Features of Neuromuscular Scoliosis (Curved Spine)
The group of diseases under the category of muscular dystrophy share some common characteristics, i.e. muscular weakness, atrophy (wasting) and development of contractures of the limbs. When the same weakness affects the muscles of the spine, often with some imbalance or asymmetrical involvement, scoliosis of the spine (curved spine) can result.
Scoliosis is one of the common complications of patients with muscular dystrophy who are only able to sit (non-walkers). For Duchenne Muscular Dystrophy (DMD), the scoliosis commonly develop and progress rapidly after they become wheelchair bound. For patients with Spinal Muscular Atrophy (SMA) where there are different forms with different severity, spinal deformities develop much earlier in non-walkers than in ambulant patients. In both DMD and SMA patients, the spinal curvatures are often thoracolumbar in location. Wheelchairs adapted with a firm seat and support is useful towards delaying the onset of scoliosis. On the other hand, marked spinal curvature may also make seating impossible. Forestalling or prevention of this complication is not always possible for some patients particularly when their ability to walk is lost. Although special body braces (spinal orthoses) have been tried, these were found to be ineffective in the management of neuromuscular scoliosis.
It is important to recognize the onset of scoliosis as it hinders adequate respiratory (breathing) functions. A curved spine results in restriction in the movement of the thoracic cage and thus, adversely affects respiratory capabilities. When wheelchair bound, patients should be encouraged to use incentive spirometry to maintain their respiratory efforts for as long as possible.
The indication and the timing for the surgical/operative stabilization of the spine are dependent on the degree and progression of the scoliosis as well as the respiratory capabilities of the patient. For patients with DMD, the progression of scoliosis is rapid, and averages 10o for each year that the child is wheelchair bound. Early spinal stabilization is often indicated in patients with muscular dystrophy when the spinal curvature reaches 30o, before the onset of breathing difficulties make the surgery more risky. By 14 years of age, the functional vital capacity (breathing efforts) of patients with DMD is only about 50% of normal. The lowest safe limits for surgery requires a functional vital capacity of at least between 30 - 50%.

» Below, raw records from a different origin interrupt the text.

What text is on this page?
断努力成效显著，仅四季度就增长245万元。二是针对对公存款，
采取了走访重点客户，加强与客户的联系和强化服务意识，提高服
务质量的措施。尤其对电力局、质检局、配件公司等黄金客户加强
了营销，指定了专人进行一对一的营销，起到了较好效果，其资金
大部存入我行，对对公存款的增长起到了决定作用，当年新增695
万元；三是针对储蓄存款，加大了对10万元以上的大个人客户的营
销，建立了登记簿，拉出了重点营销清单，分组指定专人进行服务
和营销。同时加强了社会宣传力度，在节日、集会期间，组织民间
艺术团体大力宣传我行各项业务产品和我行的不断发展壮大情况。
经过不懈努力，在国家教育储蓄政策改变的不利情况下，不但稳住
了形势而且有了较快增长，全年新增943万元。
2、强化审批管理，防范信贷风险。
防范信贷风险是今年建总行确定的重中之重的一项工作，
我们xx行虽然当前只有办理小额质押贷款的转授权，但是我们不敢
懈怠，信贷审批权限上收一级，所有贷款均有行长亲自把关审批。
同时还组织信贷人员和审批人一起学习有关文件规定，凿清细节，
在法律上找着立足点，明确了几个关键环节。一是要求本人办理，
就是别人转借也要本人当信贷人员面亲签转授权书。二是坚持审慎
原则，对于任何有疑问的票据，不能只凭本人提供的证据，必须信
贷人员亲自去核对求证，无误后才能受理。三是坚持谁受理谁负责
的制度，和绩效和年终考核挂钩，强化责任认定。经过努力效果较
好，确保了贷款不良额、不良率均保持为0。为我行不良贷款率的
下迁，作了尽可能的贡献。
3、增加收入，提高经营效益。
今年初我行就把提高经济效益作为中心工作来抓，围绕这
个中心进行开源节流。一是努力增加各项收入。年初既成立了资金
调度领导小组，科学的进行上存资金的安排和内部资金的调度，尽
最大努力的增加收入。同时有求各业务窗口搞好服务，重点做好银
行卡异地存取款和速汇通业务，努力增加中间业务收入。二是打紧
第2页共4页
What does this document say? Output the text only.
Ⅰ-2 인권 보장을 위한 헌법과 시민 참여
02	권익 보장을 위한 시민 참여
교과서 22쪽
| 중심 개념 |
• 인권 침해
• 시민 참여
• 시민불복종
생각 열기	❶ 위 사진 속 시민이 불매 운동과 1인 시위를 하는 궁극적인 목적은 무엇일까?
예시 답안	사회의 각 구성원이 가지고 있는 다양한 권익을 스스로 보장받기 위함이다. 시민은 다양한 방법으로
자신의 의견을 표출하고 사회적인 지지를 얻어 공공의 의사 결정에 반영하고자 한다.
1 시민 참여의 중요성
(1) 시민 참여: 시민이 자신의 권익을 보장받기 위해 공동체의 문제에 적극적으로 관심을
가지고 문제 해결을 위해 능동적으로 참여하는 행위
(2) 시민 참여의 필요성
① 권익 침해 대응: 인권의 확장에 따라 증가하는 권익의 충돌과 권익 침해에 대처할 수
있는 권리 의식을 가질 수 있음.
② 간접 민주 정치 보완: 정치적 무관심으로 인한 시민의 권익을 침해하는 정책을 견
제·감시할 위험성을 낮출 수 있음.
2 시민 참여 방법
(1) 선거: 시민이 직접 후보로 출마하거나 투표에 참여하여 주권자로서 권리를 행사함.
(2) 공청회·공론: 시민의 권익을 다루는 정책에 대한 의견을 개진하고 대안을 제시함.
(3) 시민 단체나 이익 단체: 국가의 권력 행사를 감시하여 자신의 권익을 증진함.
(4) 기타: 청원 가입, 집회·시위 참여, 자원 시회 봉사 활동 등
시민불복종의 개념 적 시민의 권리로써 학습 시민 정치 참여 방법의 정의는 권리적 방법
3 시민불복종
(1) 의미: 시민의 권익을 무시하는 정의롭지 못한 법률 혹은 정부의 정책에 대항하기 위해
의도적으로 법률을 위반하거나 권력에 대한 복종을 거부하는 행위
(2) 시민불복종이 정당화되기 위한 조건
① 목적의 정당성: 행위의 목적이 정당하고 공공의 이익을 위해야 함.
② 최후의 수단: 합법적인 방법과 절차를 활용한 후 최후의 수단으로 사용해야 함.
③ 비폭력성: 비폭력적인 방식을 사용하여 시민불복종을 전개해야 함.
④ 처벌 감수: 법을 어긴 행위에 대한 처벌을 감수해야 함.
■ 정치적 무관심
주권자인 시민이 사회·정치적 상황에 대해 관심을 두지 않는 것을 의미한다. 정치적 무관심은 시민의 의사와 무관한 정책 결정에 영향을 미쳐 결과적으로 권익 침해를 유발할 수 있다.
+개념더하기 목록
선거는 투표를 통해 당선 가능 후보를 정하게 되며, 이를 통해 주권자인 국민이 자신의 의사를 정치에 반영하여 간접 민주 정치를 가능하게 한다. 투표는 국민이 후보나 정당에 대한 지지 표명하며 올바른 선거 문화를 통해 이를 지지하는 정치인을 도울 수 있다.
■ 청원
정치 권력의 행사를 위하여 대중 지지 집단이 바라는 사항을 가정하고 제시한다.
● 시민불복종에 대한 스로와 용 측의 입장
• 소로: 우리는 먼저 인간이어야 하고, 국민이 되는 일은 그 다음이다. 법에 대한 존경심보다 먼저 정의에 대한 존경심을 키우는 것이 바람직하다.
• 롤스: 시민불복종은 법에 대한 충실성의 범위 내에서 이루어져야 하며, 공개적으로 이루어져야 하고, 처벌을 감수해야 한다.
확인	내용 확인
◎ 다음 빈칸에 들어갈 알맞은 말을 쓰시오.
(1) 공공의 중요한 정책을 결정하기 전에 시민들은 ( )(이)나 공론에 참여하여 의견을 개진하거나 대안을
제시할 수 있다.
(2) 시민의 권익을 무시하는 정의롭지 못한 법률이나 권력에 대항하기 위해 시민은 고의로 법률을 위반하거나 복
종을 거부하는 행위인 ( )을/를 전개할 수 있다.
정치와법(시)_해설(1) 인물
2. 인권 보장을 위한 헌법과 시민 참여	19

Pre-operatively, all patients with muscular dystrophy need to have a detailed assessment of their breathing capabilities including the determination of their blood oxygen and carbon dioxide levels. In addition, a cardiac (heart) evaluation is necessary for patients with DMD as there could be abnormalities or weakness of the cardiac muscles as well. Following a successful operation, good correction of the spinal curvature is possible, with resulting improvements in the respiratory status (breathing capabilities), sitting balance, quality of life and comfort for these patients.